Jenoptik kündigt ein Update an

Jenoptik hat jetzt ein Update für alle seine Blitzer angekündigt. Dann werden auch die Rohdaten gespeichert.

Sind jetzt alle Bußgeldbescheide auch aus Horb ungültig? Stadtsprecher Christian Volk antwortet: "Die Stadtverwaltung Horb hat das Urteil des saarländischen Verfassungsgerichts vorgestern sehr wohl zur Kenntnis genommen und befindet sich derzeit in enger Abstimmung mit der Firma Jenoptik. Nach Aussage des Herstellers soll in Kürze ein Software-Update erfolgen, sodass die Messdaten komplett gespeichert werden. Nach unseren Informationen ist auch das Landesverkehrsministerium in Stuttgart in eine entsprechende Prüfung eingestiegen. Obwohl das Urteil des Verfassungsgerichtshofs des Saarlandes derzeit nur unmittelbare Geltung für das Saarland hat und die Zulassung für das betroffene Modell durch das Urteil nicht aufgehoben wurde, prüft die Stadtverwaltung aktuell, welche rechtlichen Auswirkungen sich gegebenenfalls auch für Horb ergeben könnten."

Wie hoch sind die Chancen, dass die Temposünder noch mal davonkommen? Wally: "Dass die Instanzgerichte außerhalb des Saarlandes der Entscheidung aus Saarbrücken folgen, und Verfahren reihenweise einstellen, erscheint fraglich. Vor diesem Hintergrund muss die weitere Entwicklung der Rechtsprechung in den anderen Bundesländern und letztlich des Bundesgerichtshofs oder des Bundesverfassungsgerichts abgewartet werden. Eine Prognose ist hier schwierig."

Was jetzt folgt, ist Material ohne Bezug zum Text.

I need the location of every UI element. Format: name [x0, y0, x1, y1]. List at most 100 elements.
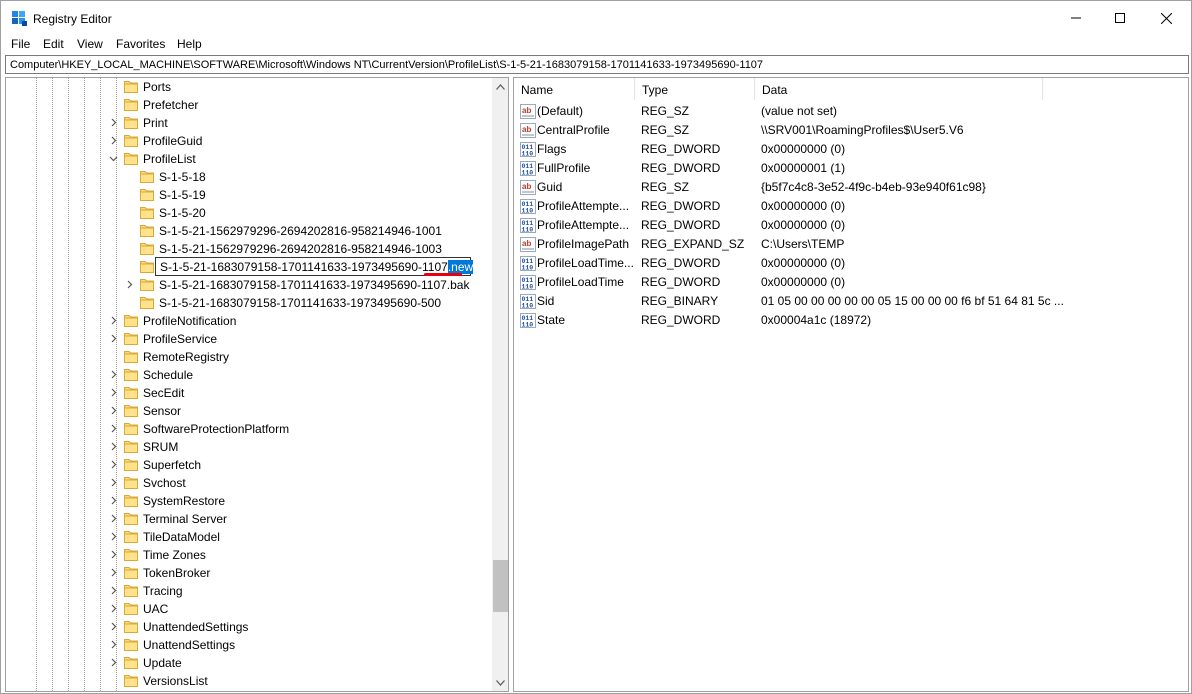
tree-item[interactable]: Svchost — [6, 474, 486, 492]
maximize-button[interactable] — [1097, 1, 1143, 35]
value-row[interactable]: 011 110 Flags REG_DWORD 0x00000000 (0) — [514, 140, 1188, 159]
column-header-type[interactable]: Type — [635, 78, 755, 100]
tree-item[interactable]: RemoteRegistry — [6, 348, 486, 366]
minimize-button[interactable] — [1053, 1, 1099, 35]
chevron-right-icon[interactable] — [109, 370, 119, 380]
chevron-right-icon[interactable] — [109, 568, 119, 578]
chevron-right-icon[interactable] — [109, 388, 119, 398]
tree-item[interactable]: Schedule — [6, 366, 486, 384]
tree-item[interactable]: UAC — [6, 600, 486, 618]
tree-item[interactable]: SecEdit — [6, 384, 486, 402]
tree-item[interactable]: Sensor — [6, 402, 486, 420]
tree-item[interactable]: S-1-5-21-1683079158-1701141633-197349569… — [6, 294, 486, 312]
folder-icon — [140, 188, 154, 201]
tree-item[interactable]: S-1-5-21-1562979296-2694202816-958214946… — [6, 222, 486, 240]
close-button[interactable] — [1143, 1, 1189, 35]
tree-item[interactable]: Tracing — [6, 582, 486, 600]
menu-favorites[interactable]: Favorites — [116, 36, 165, 52]
tree-item[interactable]: S-1-5-21-1683079158-1701141633-197349569… — [6, 276, 486, 294]
value-name: ProfileLoadTime — [537, 275, 624, 289]
value-row[interactable]: 011 110 ProfileAttempte... REG_DWORD 0x00000… — [514, 197, 1188, 216]
tree-item[interactable]: TileDataModel — [6, 528, 486, 546]
tree-item[interactable]: S-1-5-20 — [6, 204, 486, 222]
tree-item[interactable]: S-1-5-19 — [6, 186, 486, 204]
value-row[interactable]: 011 110 FullProfile REG_DWORD 0x00000001 (1) — [514, 159, 1188, 178]
tree-item[interactable]: ProfileList — [6, 150, 486, 168]
menu-help[interactable]: Help — [177, 36, 202, 52]
menu-edit[interactable]: Edit — [43, 36, 64, 52]
chevron-right-icon[interactable] — [109, 406, 119, 416]
tree-item[interactable]: ProfileService — [6, 330, 486, 348]
tree-item[interactable]: Print — [6, 114, 486, 132]
chevron-right-icon[interactable] — [109, 316, 119, 326]
scroll-down-button[interactable] — [492, 674, 508, 691]
chevron-right-icon[interactable] — [109, 496, 119, 506]
tree-item[interactable]: Time Zones — [6, 546, 486, 564]
tree-item[interactable]: S-1-5-21-1562979296-2694202816-958214946… — [6, 240, 486, 258]
chevron-right-icon[interactable] — [109, 604, 119, 614]
menu-file[interactable]: File — [11, 36, 30, 52]
chevron-right-icon[interactable] — [109, 640, 119, 650]
tree-item[interactable]: VersionsList — [6, 672, 486, 690]
tree-item[interactable]: Terminal Server — [6, 510, 486, 528]
tree-item[interactable]: SRUM — [6, 438, 486, 456]
chevron-down-icon[interactable] — [109, 154, 119, 164]
string-value-icon: ab — [520, 180, 536, 195]
tree-item[interactable]: ProfileGuid — [6, 132, 486, 150]
tree-item[interactable]: Superfetch — [6, 456, 486, 474]
value-row[interactable]: 011 110 ProfileAttempte... REG_DWORD 0x00000… — [514, 216, 1188, 235]
values-list-pane[interactable]: Name Type Data ab (Default) REG_SZ (value n… — [513, 77, 1189, 692]
chevron-right-icon[interactable] — [109, 442, 119, 452]
tree-item-label: Prefetcher — [143, 98, 199, 112]
scroll-thumb[interactable] — [493, 560, 508, 612]
chevron-right-icon[interactable] — [125, 280, 135, 290]
value-row[interactable]: 011 110 Sid REG_BINARY 01 05 00 00 00 00 00 … — [514, 292, 1188, 311]
chevron-right-icon[interactable] — [109, 622, 119, 632]
tree-item[interactable]: ProfileNotification — [6, 312, 486, 330]
value-name: ProfileAttempte... — [537, 218, 630, 232]
value-row[interactable]: ab CentralProfile REG_SZ \\SRV001\RoamingPr… — [514, 121, 1188, 140]
tree-item-label: S-1-5-21-1562979296-2694202816-958214946… — [159, 224, 442, 238]
value-name: State — [537, 313, 566, 327]
tree-item[interactable]: UnattendedSettings — [6, 618, 486, 636]
tree-item[interactable]: SystemRestore — [6, 492, 486, 510]
key-tree-pane[interactable]: Ports Prefetcher Print ProfileGuid ProfileLi… — [5, 77, 509, 692]
value-type: REG_SZ — [641, 180, 690, 194]
tree-item[interactable]: Update — [6, 654, 486, 672]
tree-vertical-scrollbar[interactable] — [492, 78, 508, 691]
tree-item[interactable]: Ports — [6, 78, 486, 96]
address-bar[interactable]: Computer\HKEY_LOCAL_MACHINE\SOFTWARE\Mic… — [5, 55, 1189, 74]
chevron-right-icon[interactable] — [109, 586, 119, 596]
scroll-up-button[interactable] — [492, 78, 508, 95]
value-row[interactable]: 011 110 ProfileLoadTime REG_DWORD 0x00000000… — [514, 273, 1188, 292]
tree-item[interactable]: UnattendSettings — [6, 636, 486, 654]
svg-text:110: 110 — [522, 265, 534, 272]
red-annotation-underline — [424, 273, 462, 276]
value-row[interactable]: ab (Default) REG_SZ (value not set) — [514, 102, 1188, 121]
chevron-right-icon[interactable] — [109, 514, 119, 524]
column-header-name[interactable]: Name — [514, 78, 635, 100]
chevron-right-icon[interactable] — [109, 658, 119, 668]
title-bar[interactable]: Registry Editor — [1, 1, 1191, 35]
tree-item[interactable]: S-1-5-18 — [6, 168, 486, 186]
tree-item-label: Terminal Server — [143, 512, 228, 526]
chevron-right-icon[interactable] — [109, 478, 119, 488]
chevron-right-icon[interactable] — [109, 460, 119, 470]
chevron-right-icon[interactable] — [109, 424, 119, 434]
chevron-right-icon[interactable] — [109, 118, 119, 128]
chevron-right-icon[interactable] — [109, 136, 119, 146]
value-name: CentralProfile — [537, 123, 610, 137]
chevron-right-icon[interactable] — [109, 550, 119, 560]
value-row[interactable]: 011 110 ProfileLoadTime... REG_DWORD 0x00000… — [514, 254, 1188, 273]
value-row[interactable]: ab Guid REG_SZ {b5f7c4c8-3e52-4f9c-b4eb-93e… — [514, 178, 1188, 197]
chevron-right-icon[interactable] — [109, 334, 119, 344]
tree-item[interactable]: TokenBroker — [6, 564, 486, 582]
tree-item[interactable]: SoftwareProtectionPlatform — [6, 420, 486, 438]
tree-item[interactable]: Prefetcher — [6, 96, 486, 114]
chevron-right-icon[interactable] — [109, 532, 119, 542]
column-header-data[interactable]: Data — [755, 78, 1043, 100]
value-row[interactable]: ab ProfileImagePath REG_EXPAND_SZ C:\Users\… — [514, 235, 1188, 254]
value-name: (Default) — [537, 104, 584, 118]
menu-view[interactable]: View — [77, 36, 103, 52]
value-row[interactable]: 011 110 State REG_DWORD 0x00004a1c (18972) — [514, 311, 1188, 330]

Rückwirkende Einsprüche haben wohl keine Chance

Das heißt im Klartext: Wenn die noch höheren Gerichte dem Urteil aus Saarbrücken zustimmen, könnten dann alle auch in Horb geblitzten Autofahrer profitieren, die jetzt Widerspruch einlegen.

Verkehrsrechtsexperte Wally empfiehlt diesen Widerspruch zumindest allen, die eine Rechtsschutzversicherung haben. Und vor allem für Bußgeldbescheide, die vor dem angekündigten Softwareupdate ausgestellt wurden. "Wer eine Verkehrsrechtsschutzversicherung hat, ist hier im Vorteil. In diesem Falle kann der Instanzenweg zumindest ohne erhebliches Kostenrisiko beschritten werden."

Bekommt man auch das Geld aus alten Bußgeldbescheiden zurück? Wer nicht innerhalb von zwei Wochen Einspruch eingelegt hat, habe mit dem "Rohdatenargument" wenig Chancen, so Wally: "Eine rückwirkende Aufhebung bereits bestandskräftiger Bußgeldbescheide kommt meines Erachtens nach nicht in Betracht, da das Landesverfassungsgericht Saarland in einem konkreten Einzelfall die Rechte des Betroffenen auf ein faires Verfahren verletzt sah. Die generelle Fehlerhaftigkeit der Messergebnisse dieses Geräts wurde hingegen nicht festgestellt."